Wednesday, October 09, 2019

On the class politics of food


Last Friday night, we tried an Impossible Burger at the local Oak Bluffs ale house. If you've been hiding under a rock (don't altogether blame you), the Impossible Burger is a plant based meat substitute that claims to replicate the appearance, texture, and taste of hamburger.

In my judgment, it came close. I won't be entirely sold on how much it resembles the animal meat til I can buy this stuff and cook it myself. But having eaten one, I'm more open than not to this innovation.

Burger King has given the Impossible Burger a try, and the things sell.

Such a substitute, if widely accepted, would feed people who want to eat beef happily.

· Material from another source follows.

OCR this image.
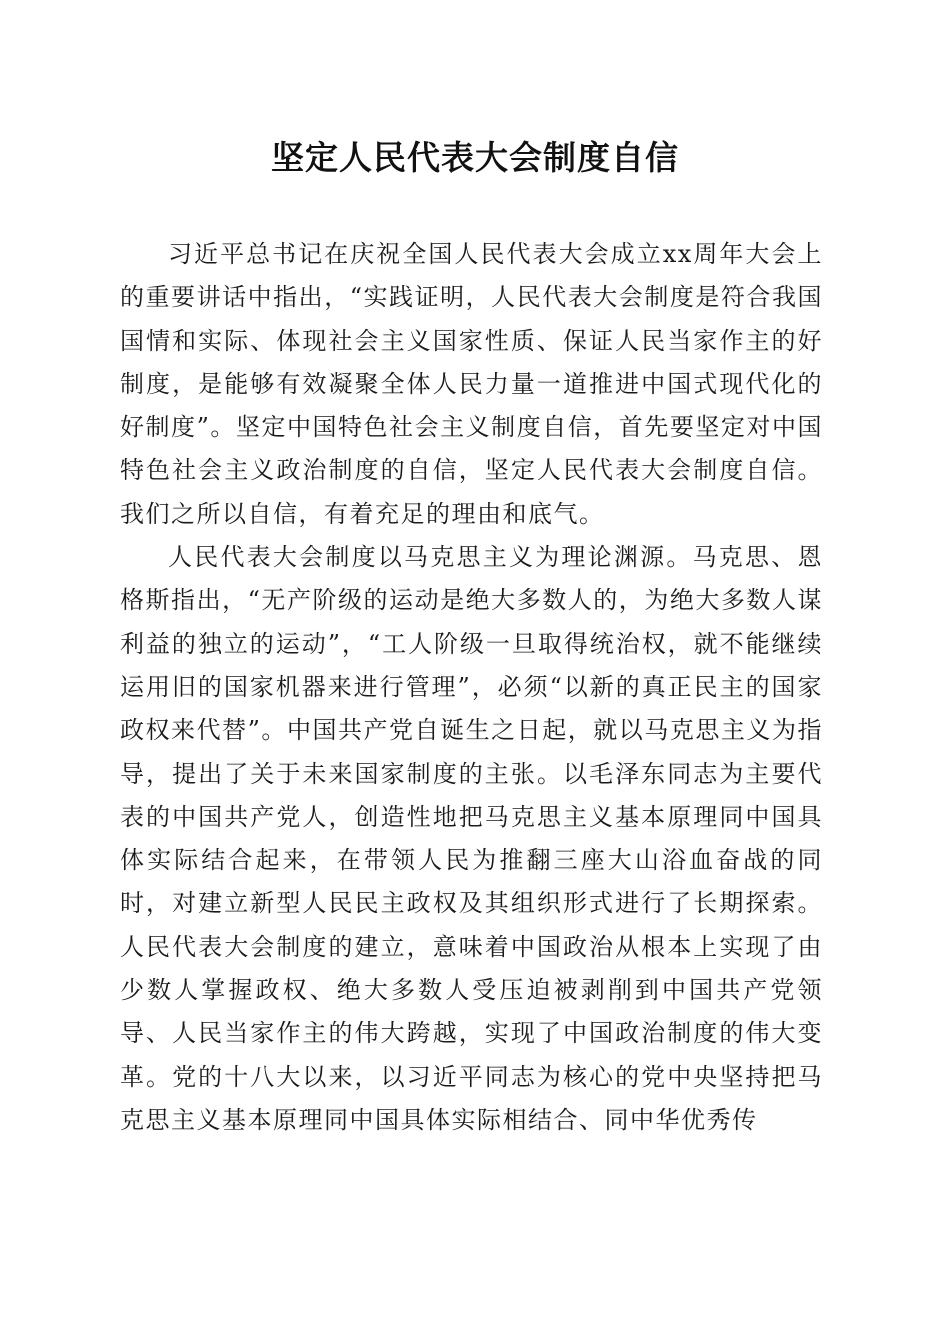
坚定人民代表大会制度自信

习近平总书记在庆祝全国人民代表大会成立xx周年大会上的重要讲话中指出，“实践证明，人民代表大会制度是符合我国国情和实际、体现社会主义国家性质、保证人民当家作主的好制度，是能够有效凝聚全体人民力量一道推进中国式现代化的好制度”。坚定中国特色社会主义制度自信，首先要坚定对中国特色社会主义政治制度的自信，坚定人民代表大会制度自信。我们之所以自信，有着充足的理由和底气。

人民代表大会制度以马克思主义为理论渊源。马克思、恩格斯指出，“无产阶级的运动是绝大多数人的，为绝大多数人谋利益的独立的运动”，“工人阶级一旦取得统治权，就不能继续运用旧的国家机器来进行管理”，必须“以新的真正民主的国家政权来代替”。中国共产党自诞生之日起，就以马克思主义为指导，提出了关于未来国家制度的主张。以毛泽东同志为主要代表的中国共产党人，创造性地把马克思主义基本原理同中国具体实际结合起来，在带领人民为推翻三座大山浴血奋战的同时，对建立新型人民民主政权及其组织形式进行了长期探索。人民代表大会制度的建立，意味着中国政治从根本上实现了由少数人掌握政权、绝大多数人受压迫被剥削到中国共产党领导、人民当家作主的伟大跨越，实现了中国政治制度的伟大变革。党的十八大以来，以习近平同志为核心的党中央坚持把马克思主义基本原理同中国具体实际相结合、同中华优秀传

Its invention is what humans do: figure out new ways to feed ourselves by adapting naturally available inputs in novel directions. That creativity is why the planet supports the human population it does today. It's called civilization.

But the good cultural observers at Vox point out that after a couple of years of hype, all is not happy among some trend setters.

... what the burger did become was mass produced. From one restaurant in 2016, the Impossible Burger is now available in more than 10,000 locations worldwide.

Food historian Rachel Laudan argues, “It is easy for ultra-processed to mean ‘industrially processed,’ ‘low class,’ or ‘not to my taste.’ Soft drinks are ultra-processed, wine not. Snack cakes are ultra-processed, home made cakes not.” And the Impossible Burger, for a time, was not considered ultra-processed, enjoying, we could say, the “wine exception.”

There’s a lot wrong with our food system and there’s nothing wrong with saying so. But opposing all mass-market, mass-produced food is elitist and classist — and in this particular case, it’s silly, too.

Three of the biggest harms caused by our current food system are the harms to the environment, to public health through antibiotic resistance, and to animals through factory farming. In order to address all of those, plant-based or lab-produced alternatives to meat must be mass-produced. And if we’re uncomfortable with the fact of mass-production itself then we can’t fix any of the problems it’s currently causing.

Back when I was in the business of serving free meals to hungry people, I became extremely simple minded about "the politics of food." People should have food. 'Nuff said.